Gradle, a build tool focused on build automation and multi-language development support, was found to have a security vulnerability identified as CVE-2023-44387. When copying or archiving symlinked files, Gradle resolves them but incorrectly applies the permissions of the symlink itself instead of the permissions of the linked file to the resulting file. This vulnerability affects Gradle versions prior to 7.6.3 and versions from 8.0.0 up to (excluding) 8.4.0. The issue was disclosed and patched in October 2023 (Gradle Advisory).

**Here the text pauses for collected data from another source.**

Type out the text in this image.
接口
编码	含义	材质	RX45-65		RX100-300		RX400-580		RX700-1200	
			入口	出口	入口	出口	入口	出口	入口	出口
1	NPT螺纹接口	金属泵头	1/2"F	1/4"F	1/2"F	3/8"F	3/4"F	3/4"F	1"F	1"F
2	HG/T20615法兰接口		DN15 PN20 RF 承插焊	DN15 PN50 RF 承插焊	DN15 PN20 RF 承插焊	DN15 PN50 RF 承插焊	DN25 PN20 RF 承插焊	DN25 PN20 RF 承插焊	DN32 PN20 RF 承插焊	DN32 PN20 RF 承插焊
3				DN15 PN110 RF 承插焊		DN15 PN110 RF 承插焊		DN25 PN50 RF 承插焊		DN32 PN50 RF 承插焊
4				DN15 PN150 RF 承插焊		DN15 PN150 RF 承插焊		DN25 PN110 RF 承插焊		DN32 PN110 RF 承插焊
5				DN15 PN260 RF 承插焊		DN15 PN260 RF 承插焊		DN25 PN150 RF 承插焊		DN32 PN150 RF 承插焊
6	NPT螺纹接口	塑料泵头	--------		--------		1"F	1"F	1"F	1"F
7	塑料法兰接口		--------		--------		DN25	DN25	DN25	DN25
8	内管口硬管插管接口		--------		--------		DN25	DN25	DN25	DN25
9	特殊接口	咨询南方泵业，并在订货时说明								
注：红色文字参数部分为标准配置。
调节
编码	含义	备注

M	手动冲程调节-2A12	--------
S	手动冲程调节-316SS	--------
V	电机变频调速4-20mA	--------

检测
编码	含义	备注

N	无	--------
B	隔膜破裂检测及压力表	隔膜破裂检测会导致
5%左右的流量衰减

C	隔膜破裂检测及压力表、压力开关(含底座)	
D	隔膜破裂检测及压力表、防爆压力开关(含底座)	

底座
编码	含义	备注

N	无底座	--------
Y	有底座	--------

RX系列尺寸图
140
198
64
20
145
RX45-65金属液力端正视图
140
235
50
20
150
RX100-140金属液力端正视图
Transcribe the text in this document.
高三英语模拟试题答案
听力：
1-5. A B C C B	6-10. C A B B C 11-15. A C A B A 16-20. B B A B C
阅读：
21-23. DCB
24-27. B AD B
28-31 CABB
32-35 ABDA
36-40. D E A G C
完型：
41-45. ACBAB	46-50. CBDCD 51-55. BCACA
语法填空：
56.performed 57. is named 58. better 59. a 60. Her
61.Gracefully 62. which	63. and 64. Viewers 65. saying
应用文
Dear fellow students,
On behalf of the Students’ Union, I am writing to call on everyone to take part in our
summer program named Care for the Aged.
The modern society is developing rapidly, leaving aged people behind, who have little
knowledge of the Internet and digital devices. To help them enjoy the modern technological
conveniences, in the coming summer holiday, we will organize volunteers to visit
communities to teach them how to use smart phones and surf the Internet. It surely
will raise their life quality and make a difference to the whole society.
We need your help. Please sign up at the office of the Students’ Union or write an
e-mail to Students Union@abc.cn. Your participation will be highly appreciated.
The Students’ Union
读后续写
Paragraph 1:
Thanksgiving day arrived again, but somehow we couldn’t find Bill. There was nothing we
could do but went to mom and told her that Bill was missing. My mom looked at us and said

The vulnerability stems from Gradle's file handling mechanism where it fails to preserve symbolic links during copy or archive operations. Instead of maintaining the permissions of the target file, it applies the permissions of the symbolic link, which are typically world-readable and writeable. The vulnerability has been assigned a CVSS v3.1 base score of 3.2 LOW, with a vector string of CVSS:3.1/AV:L/AC:L/PR:H/UI:N/S:C/C:L/I:N/A:N, indicating local access is required for exploitation (Gradle Advisory).

The incorrect permission assignment could lead to files having excessive permissions, as symlinks are usually world-readable and writeable. While this may not directly impact the build process, it could potentially create security vulnerabilities depending on where build artifacts are copied to or un-archived. The primary security concern is the potential exposure of sensitive information through incorrectly assigned file permissions (Gradle Advisory, NetApp Advisory).

The vulnerability has been fixed in Gradle versions 7.6.3 and 8.4.0, where the permissions of the target file will now be properly used when copying or archiving a symbolic link. For users unable to upgrade, it is recommended to explicitly set permissions for any symbolic links when copying or creating an archive (Gradle Advisory, Gradle Release).

The vulnerability was discovered by MartinHolland and has been acknowledged in various security advisories. Multiple organizations, including NetApp, have issued security advisories to their customers regarding this vulnerability. The issue was addressed promptly with the release of patched versions, demonstrating Gradle's commitment to security (NetApp Advisory, Gradle Release).